13 European Banks Don’t Have Enough Money To Survive A Financial Crisis

Euro burning ecb
In this Nov. 3, 2011 file photo, activists of the Occupy Frankfurt movement have set up a fire near the Euro sculpture in front of the European Central Bank in Frankfurt, Germany.

The European Central Bank said on Sunday that 25 eurozone banks showed a capital shortfall, after a year-long review of finances for 130 of the largest banks in the euro area.

The assessment goes through Dec. 31, 2013. Since then, 12 of the 25 banks have already covered their capital shortfall, which totals €25 billion, the ECB said. That means 13 banks still do not have enough money to whether a financial crisis.

The banks with existing shortfalls, which have not been named, now have two weeks to submit plans to the ECB detailing how the firms plan to raise capital. The banks will have nine months to cover the shortfall, the ECB said.

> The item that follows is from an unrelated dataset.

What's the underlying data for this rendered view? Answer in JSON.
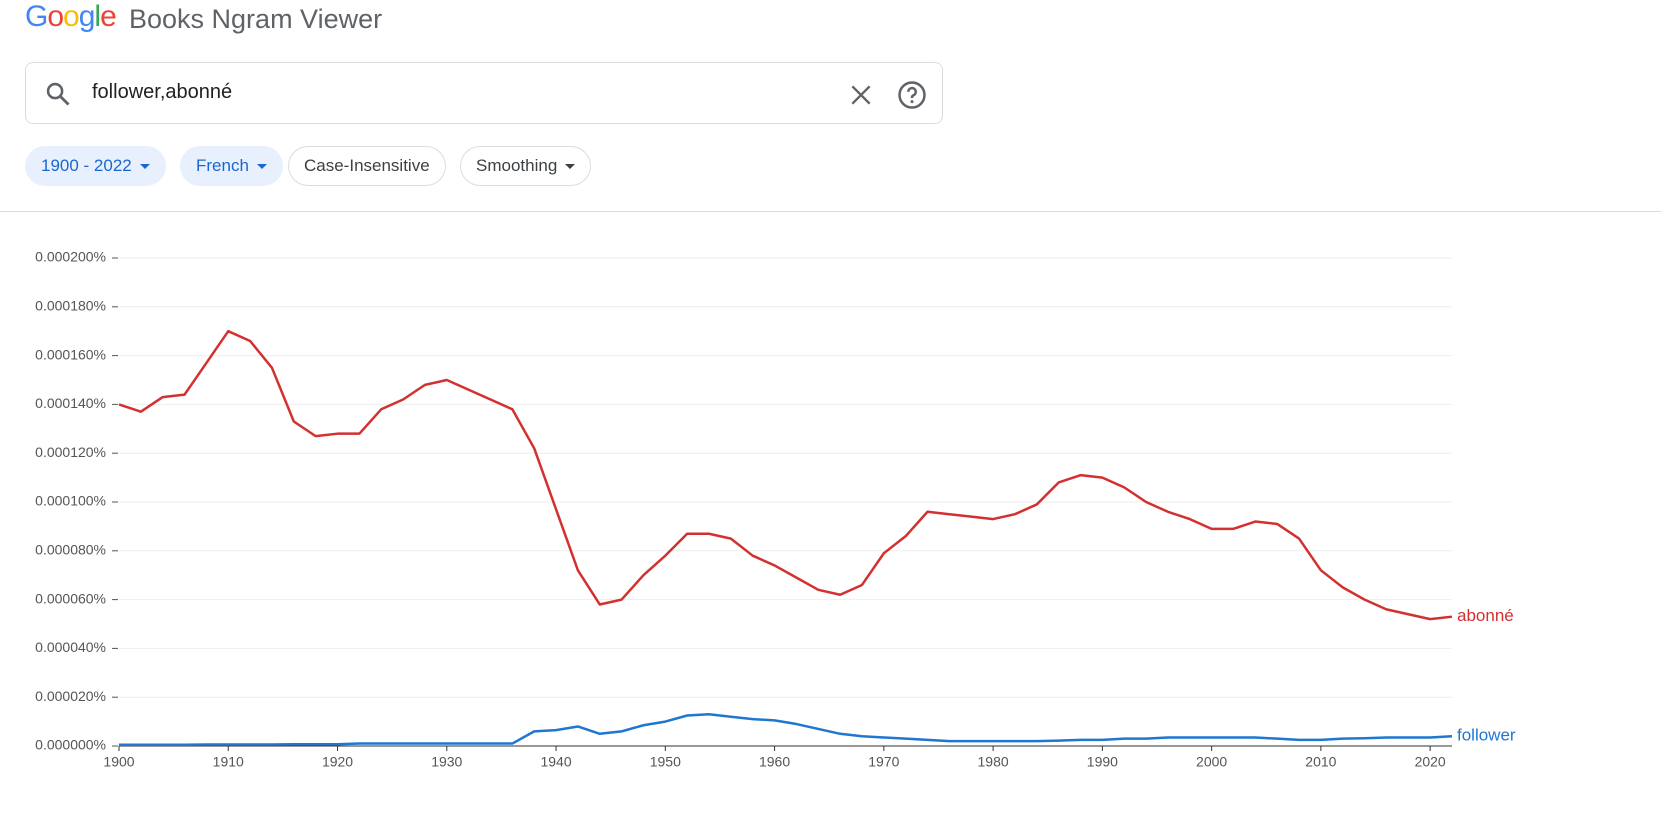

Out of the 25 banks, Cyprus, Greece, Portugal, and Italy have the proportionally highest shortfall, the report said. You can see Italy leads the pack in the pie graphs below.

ECB Stress Tests

In a statement, the ECB said, “By identifying problems and risks, [the review] will help repair balance sheets and make the banks more resilient and robust. This should facilitate more lending in Europe, which will help economic growth.”